Most people in Moscow knew by then the name of Zviad Gamsakhurdia, the newly elected president of Georgia. Like most of the Soviet republics, Georgia was moving inexorably toward independence. The flamboyantly mustachioed Gamsakhurdia had been a thorn in Moscow's side for years. The son of a prominent writer, he led the republic's human rights movement and publicly accused Moscow of plotting his assassination. Gamsakhurdia was particularly despised in military circles for the campaign he'd led against the Soviet army after a demonstration in Tbilisi, Georgia's capital, that left nineteen people dead in 1989.
Once in power, his humanitarian impulses were eclipsed by his extreme nationalism. Many felt he had become mentally unstable.
He was unpopular in Russia and I didn't like him. I said nothing more, and we moved on to other topics.
Things were busy for several months after that, and I saw Butuzov infrequently. Then, one Sunday, I invited him and his family over to my dacha for a barbecue. While the shashlik was grilling and the children were playing, I whispered a question.
"Valera, what happened to that idea of yours, you know, the one about the watch battery and Gamsakhurdia?"
He smiled.
"Oh, that," he said. "Well, to tell you the truth, it never really got anywhere. We had a plan prepared but the bosses finally turned it down. They said it wasn't the right time."
In early 1992 Gamsakhurdia was ousted from office by his former allies, and former foreign minister Eduard Shevardnadze became the president of independent Georgia. A year later, on December 31, 1993, the fiery ex-dissident died in mysterious circumstances in the course of a violent attempt to return to power. His death was reported as a suicide, but some claimed that he had been murdered by Moscow agents, or by one of his political rivals in Georgia.

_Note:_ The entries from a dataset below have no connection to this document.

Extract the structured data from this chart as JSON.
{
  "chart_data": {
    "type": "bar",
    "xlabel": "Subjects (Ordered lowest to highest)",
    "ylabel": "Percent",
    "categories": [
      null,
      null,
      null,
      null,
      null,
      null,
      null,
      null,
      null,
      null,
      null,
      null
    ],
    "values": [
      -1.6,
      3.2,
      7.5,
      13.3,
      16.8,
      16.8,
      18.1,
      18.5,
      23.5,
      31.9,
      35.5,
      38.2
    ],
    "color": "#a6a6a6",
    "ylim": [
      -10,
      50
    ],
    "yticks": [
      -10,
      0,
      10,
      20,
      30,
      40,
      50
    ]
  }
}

One of the principal advantages of biological agents is that they are almost impossible to detect, which complicates the task of tracing the author of a biological attack. This makes them as suitable for terrorism and crime as for strategic warfare.

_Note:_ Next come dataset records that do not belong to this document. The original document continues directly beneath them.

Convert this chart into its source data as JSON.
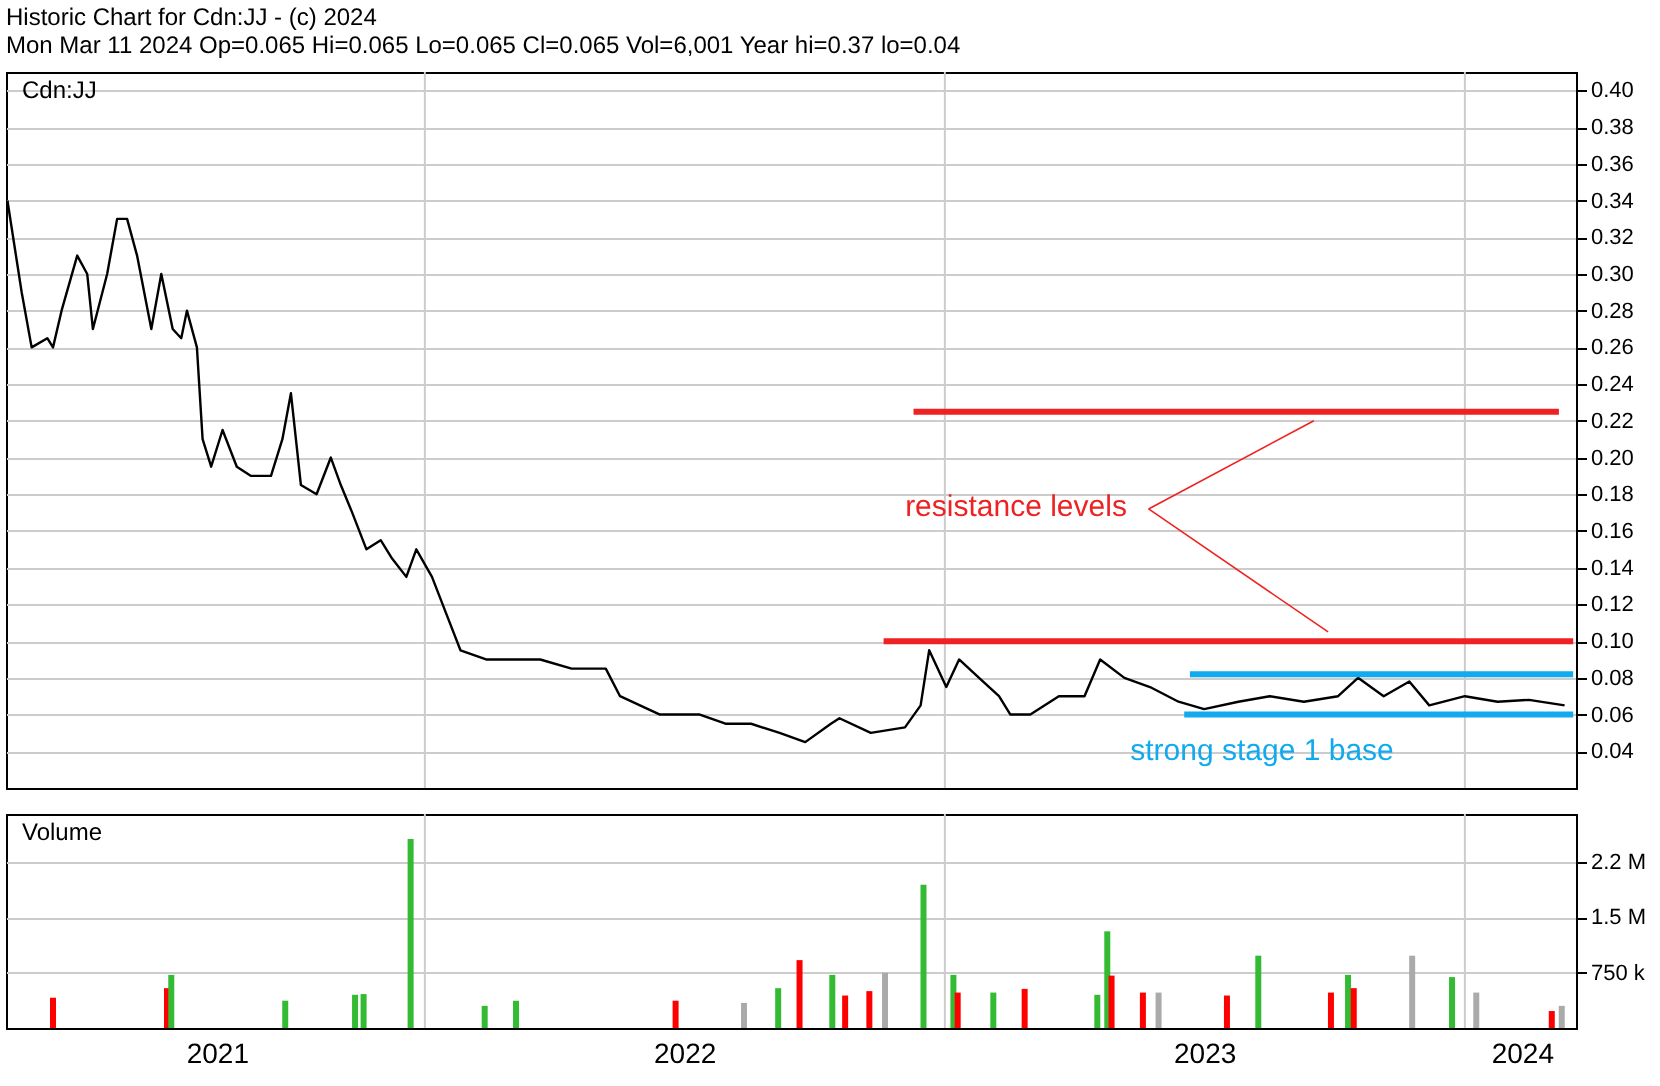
{
  "chart_data": [
    {
      "type": "line",
      "title": "Historic Chart for Cdn:JJ - (c) 2024",
      "subtitle": "Mon Mar 11 2024   Op=0.065   Hi=0.065   Lo=0.065   Cl=0.065   Vol=6,001   Year hi=0.37   lo=0.04",
      "xlim": [
        "2021-03-13",
        "2024-03-19"
      ],
      "ylim": [
        0.02,
        0.41
      ],
      "yticks": [
        {
          "value": 0.04,
          "label": "0.04"
        },
        {
          "value": 0.06,
          "label": "0.06"
        },
        {
          "value": 0.08,
          "label": "0.08"
        },
        {
          "value": 0.1,
          "label": "0.10"
        },
        {
          "value": 0.12,
          "label": "0.12"
        },
        {
          "value": 0.14,
          "label": "0.14"
        },
        {
          "value": 0.16,
          "label": "0.16"
        },
        {
          "value": 0.18,
          "label": "0.18"
        },
        {
          "value": 0.2,
          "label": "0.20"
        },
        {
          "value": 0.22,
          "label": "0.22"
        },
        {
          "value": 0.24,
          "label": "0.24"
        },
        {
          "value": 0.26,
          "label": "0.26"
        },
        {
          "value": 0.28,
          "label": "0.28"
        },
        {
          "value": 0.3,
          "label": "0.30"
        },
        {
          "value": 0.32,
          "label": "0.32"
        },
        {
          "value": 0.34,
          "label": "0.34"
        },
        {
          "value": 0.36,
          "label": "0.36"
        },
        {
          "value": 0.38,
          "label": "0.38"
        },
        {
          "value": 0.4,
          "label": "0.40"
        }
      ],
      "tick_labels": "y",
      "grid": "y",
      "series": [
        {
          "type": "line",
          "color": "#000000",
          "x": [
            "2021-03-14",
            "2021-03-24",
            "2021-03-31",
            "2021-04-11",
            "2021-04-15",
            "2021-04-21",
            "2021-05-02",
            "2021-05-09",
            "2021-05-13",
            "2021-05-23",
            "2021-05-30",
            "2021-06-06",
            "2021-06-13",
            "2021-06-23",
            "2021-06-30",
            "2021-07-08",
            "2021-07-14",
            "2021-07-18",
            "2021-07-25",
            "2021-07-29",
            "2021-08-04",
            "2021-08-12",
            "2021-08-22",
            "2021-09-01",
            "2021-09-15",
            "2021-09-23",
            "2021-09-29",
            "2021-10-06",
            "2021-10-17",
            "2021-10-27",
            "2021-11-03",
            "2021-11-11",
            "2021-11-21",
            "2021-12-01",
            "2021-12-09",
            "2021-12-19",
            "2021-12-26",
            "2022-01-06",
            "2022-01-16",
            "2022-01-26",
            "2022-02-13",
            "2022-03-03",
            "2022-03-23",
            "2022-04-14",
            "2022-05-08",
            "2022-05-18",
            "2022-06-15",
            "2022-07-13",
            "2022-07-31",
            "2022-08-18",
            "2022-09-07",
            "2022-09-25",
            "2022-10-13",
            "2022-10-19",
            "2022-11-10",
            "2022-12-04",
            "2022-12-15",
            "2022-12-21",
            "2023-01-02",
            "2023-01-11",
            "2023-01-25",
            "2023-02-08",
            "2023-02-16",
            "2023-03-02",
            "2023-03-22",
            "2023-04-09",
            "2023-04-20",
            "2023-05-07",
            "2023-05-25",
            "2023-06-14",
            "2023-07-02",
            "2023-07-26",
            "2023-08-17",
            "2023-09-10",
            "2023-10-04",
            "2023-10-18",
            "2023-11-05",
            "2023-11-23",
            "2023-12-07",
            "2024-01-01",
            "2024-01-24",
            "2024-02-15",
            "2024-03-11"
          ],
          "values": [
            0.34,
            0.29,
            0.26,
            0.265,
            0.26,
            0.28,
            0.31,
            0.3,
            0.27,
            0.3,
            0.33,
            0.33,
            0.31,
            0.27,
            0.3,
            0.27,
            0.265,
            0.28,
            0.26,
            0.21,
            0.195,
            0.215,
            0.195,
            0.19,
            0.19,
            0.21,
            0.235,
            0.185,
            0.18,
            0.2,
            0.185,
            0.17,
            0.15,
            0.155,
            0.145,
            0.135,
            0.15,
            0.135,
            0.115,
            0.095,
            0.09,
            0.09,
            0.09,
            0.085,
            0.085,
            0.07,
            0.06,
            0.06,
            0.055,
            0.055,
            0.05,
            0.045,
            0.055,
            0.058,
            0.05,
            0.053,
            0.065,
            0.095,
            0.075,
            0.09,
            0.08,
            0.07,
            0.06,
            0.06,
            0.07,
            0.07,
            0.09,
            0.08,
            0.075,
            0.067,
            0.063,
            0.067,
            0.07,
            0.067,
            0.07,
            0.08,
            0.07,
            0.078,
            0.065,
            0.07,
            0.067,
            0.068,
            0.065
          ]
        },
        {
          "type": "line",
          "color": "#ee2222",
          "x": [
            "2022-12-10",
            "2024-03-07"
          ],
          "values": [
            0.225,
            0.225
          ]
        },
        {
          "type": "line",
          "color": "#ee2222",
          "x": [
            "2022-11-19",
            "2024-03-17"
          ],
          "values": [
            0.1,
            0.1
          ]
        },
        {
          "type": "line",
          "color": "#11aaee",
          "x": [
            "2023-06-22",
            "2024-03-17"
          ],
          "values": [
            0.082,
            0.082
          ]
        },
        {
          "type": "line",
          "color": "#11aaee",
          "x": [
            "2023-06-18",
            "2024-03-17"
          ],
          "values": [
            0.06,
            0.06
          ]
        },
        {
          "type": "line",
          "color": "#ee2222",
          "x": [
            "2023-05-24",
            "2023-09-17"
          ],
          "values": [
            0.172,
            0.22
          ]
        },
        {
          "type": "line",
          "color": "#ee2222",
          "x": [
            "2023-05-24",
            "2023-09-27"
          ],
          "values": [
            0.172,
            0.105
          ]
        }
      ],
      "ref_lines": [
        {
          "axis": "x",
          "value": "2022-01-01",
          "color": "#cccccc"
        },
        {
          "axis": "x",
          "value": "2023-01-01",
          "color": "#cccccc"
        },
        {
          "axis": "x",
          "value": "2024-01-01",
          "color": "#cccccc"
        }
      ],
      "annotations": [
        "Cdn:JJ",
        "resistance levels",
        "strong stage 1 base"
      ]
    },
    {
      "type": "bar",
      "xlim": [
        "2021-03-13",
        "2024-03-19"
      ],
      "ylim": [
        0,
        2900000
      ],
      "yticks": [
        {
          "value": 750000,
          "label": "750 k"
        },
        {
          "value": 1500000,
          "label": "1.5 M"
        },
        {
          "value": 2250000,
          "label": "2.2 M"
        }
      ],
      "xticks": [
        {
          "value": "2021-08-08",
          "label": "2021"
        },
        {
          "value": "2022-07-02",
          "label": "2022"
        },
        {
          "value": "2023-07-02",
          "label": "2023"
        },
        {
          "value": "2024-02-10",
          "label": "2024"
        }
      ],
      "grid": "y",
      "x": [
        "2021-04-15",
        "2021-07-04",
        "2021-07-07",
        "2021-09-25",
        "2021-11-13",
        "2021-11-19",
        "2021-12-22",
        "2022-02-12",
        "2022-03-06",
        "2022-06-26",
        "2022-08-13",
        "2022-09-06",
        "2022-09-21",
        "2022-10-14",
        "2022-10-23",
        "2022-11-09",
        "2022-11-20",
        "2022-12-17",
        "2023-01-07",
        "2023-01-10",
        "2023-02-04",
        "2023-02-26",
        "2023-04-18",
        "2023-04-25",
        "2023-04-28",
        "2023-05-20",
        "2023-05-31",
        "2023-07-18",
        "2023-08-09",
        "2023-09-29",
        "2023-10-11",
        "2023-10-15",
        "2023-11-25",
        "2023-12-23",
        "2024-01-09",
        "2024-03-02",
        "2024-03-09"
      ],
      "values": [
        410000,
        540000,
        720000,
        370000,
        450000,
        460000,
        2560000,
        300000,
        370000,
        370000,
        340000,
        540000,
        920000,
        720000,
        440000,
        500000,
        750000,
        1940000,
        720000,
        480000,
        480000,
        530000,
        450000,
        1310000,
        710000,
        480000,
        480000,
        440000,
        980000,
        480000,
        720000,
        540000,
        980000,
        690000,
        480000,
        230000,
        300000
      ],
      "colors": [
        "#ff0000",
        "#ff0000",
        "#33bb33",
        "#33bb33",
        "#33bb33",
        "#33bb33",
        "#33bb33",
        "#33bb33",
        "#33bb33",
        "#ff0000",
        "#aaaaaa",
        "#33bb33",
        "#ff0000",
        "#33bb33",
        "#ff0000",
        "#ff0000",
        "#aaaaaa",
        "#33bb33",
        "#33bb33",
        "#ff0000",
        "#33bb33",
        "#ff0000",
        "#33bb33",
        "#33bb33",
        "#ff0000",
        "#ff0000",
        "#aaaaaa",
        "#ff0000",
        "#33bb33",
        "#ff0000",
        "#33bb33",
        "#ff0000",
        "#aaaaaa",
        "#33bb33",
        "#aaaaaa",
        "#ff0000",
        "#aaaaaa"
      ],
      "ref_lines": [
        {
          "axis": "x",
          "value": "2022-01-01",
          "color": "#cccccc"
        },
        {
          "axis": "x",
          "value": "2023-01-01",
          "color": "#cccccc"
        },
        {
          "axis": "x",
          "value": "2024-01-01",
          "color": "#cccccc"
        }
      ],
      "annotations": [
        "Volume"
      ]
    }
  ]
}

Many former KGB intelligence agents have been hired by the Russian mafiya. Some run their own criminal organizations. They would have ready access to their former colleagues and to the techniques and substances we developed in the Soviet era. The "achievements" of the Flute program would command a good price on Russia's private market.
On August 3, 1995, Ivan Kivelidi, chairman of the Russian Business Roundtable, was rushed to a Moscow hospital from his office, where he was suddenly taken ill. His secretary, Zara Ismailova, was brought to the emergency room a few hours later with a similar unexplained illness. The secretary died that night, and Kivelidi the next day.

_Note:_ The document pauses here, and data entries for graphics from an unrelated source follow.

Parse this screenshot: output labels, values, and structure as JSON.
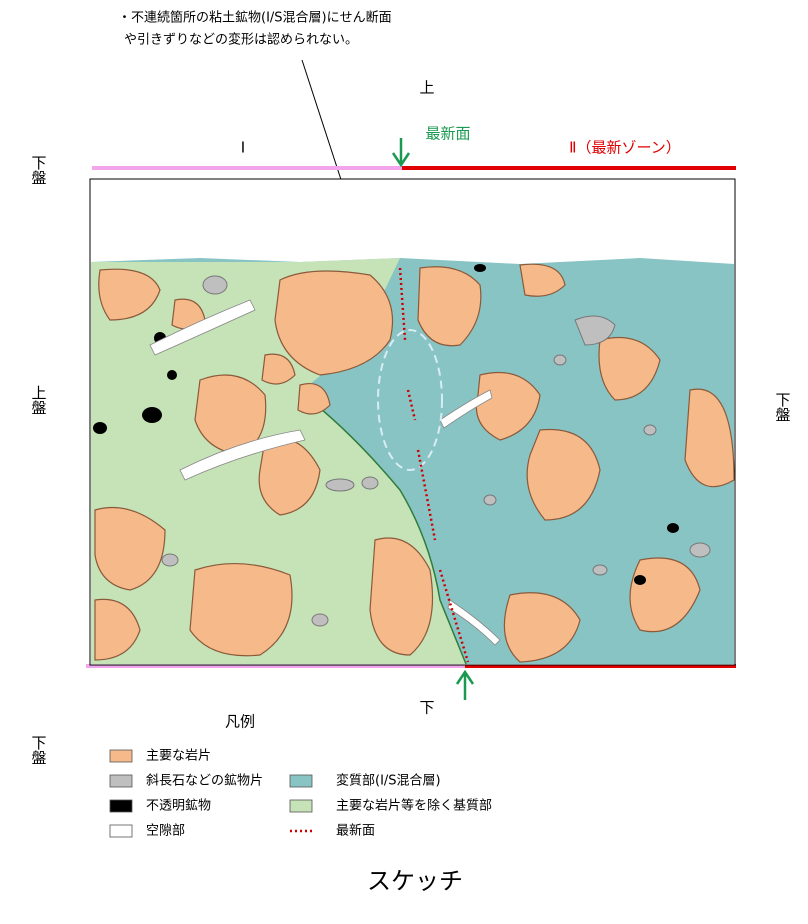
{
  "annotation": {
    "lines": [
      "・不連続箇所の粘土鉱物(I/S混合層)にせん断面",
      "や引きずりなどの変形は認められない。"
    ]
  },
  "labels": {
    "top": "上",
    "bottom": "下",
    "newest_plane": "最新面",
    "zone_1": "I",
    "zone_2": "Ⅱ（最新ゾーン）"
  },
  "side_labels": {
    "left_top": "下盤",
    "left_middle": "上盤",
    "left_bottom": "下盤",
    "right": "下盤"
  },
  "legend": {
    "title": "凡例",
    "items": [
      {
        "label": "主要な岩片"
      },
      {
        "label": "斜長石などの鉱物片"
      },
      {
        "label": "不透明鉱物"
      },
      {
        "label": "空隙部"
      },
      {
        "label": "変質部(I/S混合層)"
      },
      {
        "label": "主要な岩片等を除く基質部"
      },
      {
        "label": "最新面"
      }
    ]
  },
  "caption": "スケッチ"
}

Kivelidi was an outspoken critic of several high-ranking officials in the Yeltsin government, whom he accused of corrupt dealings. The Business Roundtable was composed of leading bankers and entrepreneurs who had banded together to put an end to mafiya control of the burgeoning private sector. Of the original nine members, only Kivelidi was left. The others had all been murdered in mob-style shootings, joining a list of more than five hundred victims of contract killings in 1995.
Kivelidi had taken extra precautions at his office and at home. Earlier that summer, he announced his intention to start a new political party dedicated to cleaning up Russian capitalism.
Detectives at the murder scene reported that they had discovered an unknown substance on Kivelidi's office telephone. They identified it as cadmium. The deaths of the businessman and his secretary were then reported as "radiation poisoning," but when I read news reports of the incident, they reminded me of a conversation I'd had several years earlier with Butuzov about the killing efficiency of various aerosols.
"We've come up with an interesting new approach," he told me with some excitement. "Let's say we spray something on the steering wheel of a car."
"What would you spray?" I asked.
"That's not important for the moment," he replied. "The point is, the driver would either pick the agent up by inhaling or through his skin. It couldn't fail."
"It would have to be very stable to keep its virulence," I said. "You don't know how much time would pass between the moment you sprayed the agent and the victim's actual exposure."
"We've got it all figured out," he said confidently. "It would look like a heart attack."
I expressed admiration.
"Oh," he waved his hand casually. "We've developed lots of better stuff."
Assassination, thankfully, was not part of Biopreparat's mandate, but Butuzov's presence showed that the KGB continued its close association with biological weapons research. I was doubly surprised to discover it had decided to play the role of a dove in the internal debate over our future following Pasechnik's defection.